Question: How does soh cah toa apply to a right angle triangle ?...

Question

How does soh cah toa apply to a right angle triangle ?

Answer 1

Solution

In order to find a solution to this problem, we have to be able to recognize what type of question it is. As we can see, this is a problem of trigonometric function. It states the formula that is used in trigonometric function and that is applied to a right angle triangle.

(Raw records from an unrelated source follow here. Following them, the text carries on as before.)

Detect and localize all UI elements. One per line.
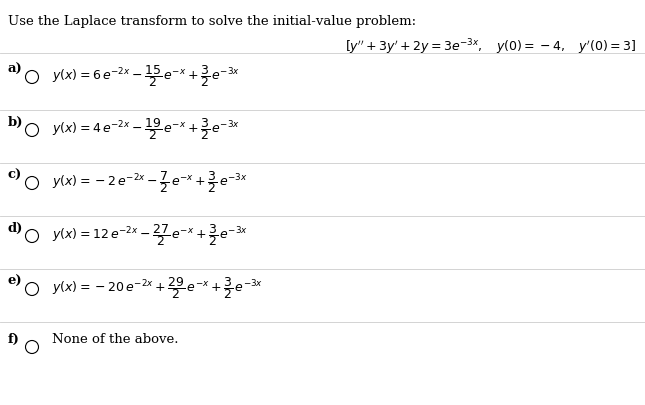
Text: f): f): [8, 333, 20, 346]
Text: $y(x) = -20\, e^{-2x} + \dfrac{29}{2}\, e^{-x} + \dfrac{3}{2}\, e^{-3x}$: $y(x) = -20\, e^{-2x} + \dfrac{29}{2}\, …: [52, 275, 263, 301]
Text: $[y'' + 3y' + 2y = 3e^{-3x}, \quad y(0) = -4, \quad y'(0) = 3]$: $[y'' + 3y' + 2y = 3e^{-3x}, \quad y(0) …: [345, 37, 636, 57]
Text: a): a): [8, 63, 23, 76]
Text: d): d): [8, 222, 23, 235]
Text: c): c): [8, 169, 22, 182]
Text: $y(x) = 4\, e^{-2x} - \dfrac{19}{2}\, e^{-x} + \dfrac{3}{2}\, e^{-3x}$: $y(x) = 4\, e^{-2x} - \dfrac{19}{2}\, e^…: [52, 116, 240, 142]
Text: Use the Laplace transform to solve the initial-value problem:: Use the Laplace transform to solve the i…: [8, 15, 416, 28]
Text: e): e): [8, 275, 23, 288]
Text: None of the above.: None of the above.: [52, 333, 179, 346]
Text: b): b): [8, 116, 23, 129]
Text: $y(x) = 6\, e^{-2x} - \dfrac{15}{2}\, e^{-x} + \dfrac{3}{2}\, e^{-3x}$: $y(x) = 6\, e^{-2x} - \dfrac{15}{2}\, e^…: [52, 63, 240, 89]
Text: $y(x) = 12\, e^{-2x} - \dfrac{27}{2}\, e^{-x} + \dfrac{3}{2}\, e^{-3x}$: $y(x) = 12\, e^{-2x} - \dfrac{27}{2}\, e…: [52, 222, 248, 248]
Text: $y(x) = -2\, e^{-2x} - \dfrac{7}{2}\, e^{-x} + \dfrac{3}{2}\, e^{-3x}$: $y(x) = -2\, e^{-2x} - \dfrac{7}{2}\, e^…: [52, 169, 248, 195]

Complete step by step solution:
In geometry, trigonometric functions are the functions that are used to find the unknown angle or side of a right-angled triangle.
There are three basic trigonometric functions: Sine, Cosine and Tangent.
The angles of sine, cosine, and tangent are the primary classification of functions of trigonometry. And the three functions which are cotangent, secant and cosecant can be derived from the primary functions. So Basically, the other three functions are often used as compared to the primary trigonometric functions.
If $\theta$ is an angle of a right-angled triangle, then the trigonometry functions are given by:
Now consider the right angle triangle ABC. Let angle A be angle $\theta$

$sin\theta$ = Opposite Side of angle $\theta$ /Hypotenuse
$\Rightarrow \sin \theta =\dfrac{BC}{AC}$
$cos\theta$ = Adjacent Side of angle $\theta$ /Hypotenuse
$\Rightarrow \cos \theta =\dfrac{AB}{AC}$
$tan\theta$ = Opposite Side of angle $\theta$ /Adjacent
$\Rightarrow \tan \theta =\dfrac{BC}{AB}$
$\cot \theta$ = Adjacent Side of angle $\theta$ /Opposite
$\Rightarrow \dfrac{AB}{BC}$
$sec\theta$ = Hypotenuse/Adjacent Side of angle $\theta$
$\Rightarrow \sec \theta =\dfrac{AC}{AB}$
$cosec\theta$ = Hypotenuse/Opposite Side of angle $\theta$
$\Rightarrow \csc \theta =\dfrac{AC}{BC}$
That is can be denoted as:
$\begin{aligned} & \sin \theta =\dfrac{opposite}{hypotenuse} \\\ & \cos \theta =\dfrac{adjacent}{hypotenuse} \\\ & \tan \theta =\dfrac{opposite}{adjacent} \\\ & \cot \theta =\dfrac{1}{\tan \theta }=\dfrac{adjacent}{opposite} \\\ & \sec \theta =\dfrac{1}{\cos \theta }=\dfrac{hypotenuse}{adjacent} \\\ & \cos ec\theta =\dfrac{1}{\sin \theta }=\dfrac{hypotenuse}{opposite} \\\ \end{aligned}$
We can remember this trigonometric functions by making use of mnemonics that is,
soa, cah, toa
This means,
soh:
Sin = Opposite over Hypotenuse
cah:
Cos = Adjacent over Hypotenuse
toa:
Tan = Opposite over Adjacent
Therefore, these are a set of mnemonics to help remember how to derive the basic trigonometric functions for a (non-right) angle of a right triangle.

Note:
Trigonometric functions are also known as a Circular Functions can be simply defined as the functions of an angle of a triangle. It means that the relationship between the angles and sides of a triangle are given by these trig functions. The basic trigonometric functions are sine, cosine, tangent, cotangent, secant and cosecant.
Also, the above mnemonics can only apply to right angle triangles.